Inspiré de la plateforme française Heetch, le projet Félix a été conçu à l’origine pour permettre aux gens de transporter d’autres personnes en scooter électrique. Mais ses fondateurs se sont vite heurtés à des contraintes réglementaires. « En septembre 2016, nous avons décidé de rendre visite à BMW Motorrad. Nous avons noué un partenariat avec eux et nous avons obtenu dix scooters », explique Guérin.

Avec l’aide des bêta-testeurs, qui ont contribué à cibler son marché, Félix offre désormais une véritable alternative à Uber. « La principale leçon que nous avons tirée de nos premiers mois d’activité est que les Parisiens se sont vraiment entichés de Félix pour se déplacer d’un quartier à l’autre de la ville », ajoute le jeune entrepreneur.

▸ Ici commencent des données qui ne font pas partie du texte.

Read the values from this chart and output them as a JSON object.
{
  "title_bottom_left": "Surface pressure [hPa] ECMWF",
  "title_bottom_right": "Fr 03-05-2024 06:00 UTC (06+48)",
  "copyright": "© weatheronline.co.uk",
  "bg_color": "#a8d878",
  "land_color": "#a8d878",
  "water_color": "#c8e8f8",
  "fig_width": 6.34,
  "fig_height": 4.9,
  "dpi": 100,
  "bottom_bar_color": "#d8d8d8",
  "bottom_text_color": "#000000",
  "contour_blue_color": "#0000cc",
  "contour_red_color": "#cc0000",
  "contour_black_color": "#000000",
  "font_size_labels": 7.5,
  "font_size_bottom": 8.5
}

Moins cher qu’un moto-taxi ordinaire

Avec des tarifs moyens de 18 euros et calculés au kilomètre, Felix est beaucoup moins cher que le tarif moyen de 73 euros pratiqué par les taxis-motos classiques, une économie qui s’explique principalement par le fait que les véhicules électriques sont beaucoup moins chers à assurer que les motos à essence.

  1. Guérin a également souligné qu’un scooter électrique ne coûte que 15 000 euros, alors qu’une moto Gold Wing, par exemple, coûte 40 000 euros.

Une flotte de plus de 100 motos-taxis

Leader du secteur à Paris, Félix s’est associé à la plateforme CityBird, ce qui lui permet de porter sa flotte initiale de dix scooters à près de 100, dont certains équipés de moteurs à combustion. « Nous avons connecté nos API, ce qui signifie que lorsque vous passez une commande sur la plateforme Félix pour un taxi moto classique, vous ne quittez jamais notre chemin d’utilisateur », a déclaré Guérin. « Nous avons un système de référencement croisé parce que nos utilisateurs sont différents. Le client Félix est plus urbain et plus branché, il a entre 25 et 35 ans et fait de courts trajets à Paris, tandis que le client Citybird fait de plus longs trajets ».

La start-up compte aujourd’hui une centaine de conducteurs partenaires et compte conquérir les marchés britannique, espagnol et italien.